Respond by researching a solution to solve the proposed challenges your peers presented and describe why the solution you proposed should work. Also provide an explanation why your proposed solution has not already been adopted. Your reply posts should be 100 to 150 words, with a minimum of one supporting reference included for each Response below.
According to Barnes et al. (2014), accountable care organizations (ACOs) are organizations that assume financial responsibility and clinical accountability for the care provided to a defined patient population. These organizations are comprised of physicians, hospitals, and other healthcare facilities and work towards providing a higher quality of care to patients. ACO models aim to improve the experience of care, the health of populations, and reduce per capita costs (Barnes et al., 2014). Accountable care organizations are currently one of the largest payment and delivery reforms in the United States with over 700 ACO contracts in place covering nearly 23 million Americans (Colla et al., 2016). These organizations provide incentives to physicians to provide high quality care, which ultimately reduces healthcare expenditures as individuals are receiving better care. ACOs allow primary care physicians more flexibility to follow their patients more closely through follow up appointments. Closer monitoring of patients with chronic diseases prevents costly emergency department visits and preventable hospital readmissions.There are several challenges associated with the further implementation of accountable care organizations. According to Singer and Shortell (2011), there is possibility of overestimation of accountable care organization’s abilities. For instance, Singer and Shortell (2011) explain that there is an overestimation of an ACOs ability to access electronic health records as many physicians are not adequately trained and systems vary. The ability to report on the cost and quality metrics required for ACOs will be delayed, which also results in inadequate ability to report performance measures. Return rates on costs and quality will be significantly delayed as a result.

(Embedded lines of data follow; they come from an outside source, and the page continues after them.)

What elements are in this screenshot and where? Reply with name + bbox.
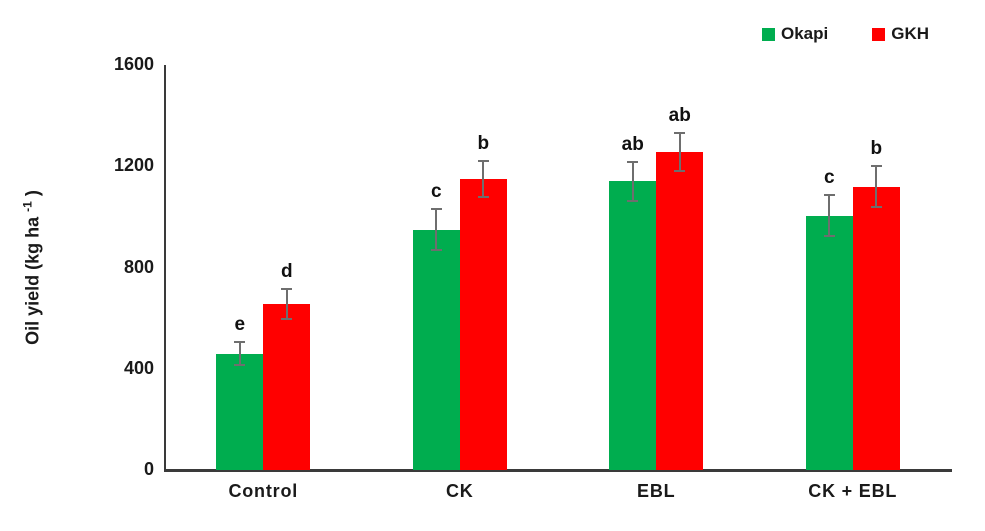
x-category-label: Control [228, 481, 299, 501]
y-axis-line [164, 65, 166, 471]
bar-gkh-ck [459, 178, 507, 470]
error-bar-cap [234, 341, 246, 344]
y-tick-label: 1200 [113, 155, 154, 176]
error-bar-cap [870, 165, 882, 168]
bar-gkh-ebl [656, 152, 704, 470]
significance-letter: d [280, 261, 293, 283]
legend-label-gkh: GKH [891, 24, 930, 43]
y-tick-label: 800 [123, 256, 154, 277]
significance-letter: c [823, 167, 835, 189]
error-bar-cap [477, 160, 489, 163]
bar-okapi-control [216, 353, 264, 470]
error-bar [875, 166, 878, 207]
error-bar-cap [430, 248, 442, 251]
bar-okapi-ck+ebl [805, 215, 853, 470]
significance-letter: ab [668, 105, 691, 127]
error-bar [631, 161, 634, 202]
error-bar-cap [627, 200, 639, 203]
x-category-label: CK [445, 481, 474, 501]
error-bar-cap [281, 318, 293, 321]
error-bar-cap [627, 160, 639, 163]
error-bar-cap [870, 205, 882, 208]
y-axis-title: Oil yield (kg ha -1 ) [21, 148, 44, 388]
error-bar-cap [234, 363, 246, 366]
error-bar-cap [477, 195, 489, 198]
error-bar [678, 133, 681, 172]
error-bar-cap [674, 170, 686, 173]
legend: Okapi GKH [762, 24, 929, 44]
x-category-label: EBL [637, 481, 676, 501]
significance-letter: ab [621, 133, 644, 155]
legend-label-okapi: Okapi [781, 24, 829, 43]
y-axis-title-superscript: -1 [20, 201, 35, 212]
error-bar [285, 289, 288, 320]
significance-letter: b [870, 138, 883, 160]
bar-gkh-control [263, 304, 311, 470]
y-tick-label: 0 [143, 459, 154, 479]
bar-gkh-ck+ebl [852, 186, 900, 470]
error-bar [238, 342, 241, 365]
y-tick-label: 1600 [113, 54, 154, 74]
legend-item-okapi: Okapi [762, 24, 828, 44]
legend-swatch-gkh [872, 27, 886, 41]
legend-swatch-okapi [762, 27, 775, 41]
error-bar-cap [823, 194, 835, 197]
error-bar-cap [281, 288, 293, 291]
error-bar [828, 195, 831, 236]
legend-item-gkh: GKH [872, 24, 929, 44]
error-bar [482, 161, 485, 197]
y-axis-title-close: ) [22, 190, 43, 202]
x-axis-line [164, 469, 952, 472]
x-category-label: CK + EBL [808, 481, 898, 501]
error-bar-cap [430, 208, 442, 211]
error-bar-cap [823, 234, 835, 237]
significance-letter: e [234, 314, 246, 336]
error-bar [435, 209, 438, 250]
error-bar-cap [674, 132, 686, 135]
significance-letter: c [430, 181, 442, 203]
y-tick-label: 400 [123, 357, 154, 378]
bar-okapi-ck [412, 229, 460, 470]
bar-okapi-ebl [609, 181, 657, 470]
significance-letter: b [477, 133, 490, 155]
y-axis-title-text: Oil yield (kg ha [22, 211, 43, 345]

As there are both Medicare ACOs and private insurer ACOs, there are variations in both protocols and costs, which makes it difficult to implement ACO strategies. As a result of the variation between private and government funded ACOs, there is overestimation of the ability to implement standardized care management protocols (Singer & Shortell, 2011). Singer and Shortell (2011) state that for protocols to be efficient, clinicians must be involved in their development and protocols must allow for tailoring to individual patient needs. Variations in regulations of both Medicare and private insurer ACOs make it difficult to produce clinician guided protocol development.
ACOs are a payment model of managed care which emerged in the 1990s as an alternative to the fragmented and disconnected care that patients with chronic health conditions had experienced. Prior to ACOS patients with chronic health issues were being seen by multiple physicians who had no direct access to the patients’ information to coordinate decisions with one another (Dunlap et al. 2017).
There was a need for a more comprehensive physicians’ organization and that’s where ACOs come in. ACOs approach is to bring all providers, nurses, physicians, APRNs and all sectors of the continuum of care hospitals, clinics, skilled nursing homes, home care and other sites together to assume responsibility of all care rendered and to establish a patient population within the structures of the ACO model (Dunlap et al. 2017).
According to the CMS definition ACOs are a group of doctors, hospitals and other healthcare organizations who come together to coordinate services and provide quality care to patients they serve. Additionally, ACOs are network of service providers that agree to be held accountable for the cost and quality of care provided to patients and families (Dunlap et al. 2017).
Some of the challenges ACOs face include: a) ACOs provide incentives which ultimately can become a financial risk that may result in rationing or denying care to the population; b) ACOs collect data that capture volume reduction but more data should be submitted on quality improvement; c) ACOs need to create more incentives to engage health providers in disease prevention and health promotion; d) ACOs need to create more IT structures to establish patient-centered and integral care and facilitate access to patient’s information for all providers (Barnes et al. 2014).
ACOs need to rise to the challenge of monitoring, evaluating and reshaping payments and delivery system to improve patient’s experience of care and health. There is a pressure on ACOs to make large improvements in healthcare performance. ACOs should not be held to that standard. They are not exempt from financial issues and high healthcare expenditures. Social determinants of health will continue to impact healthcare costs. In order to achieve lasting improvements in healthcare costs the U.S health care system will need much more than just ACOs (Barnes et al. 2014).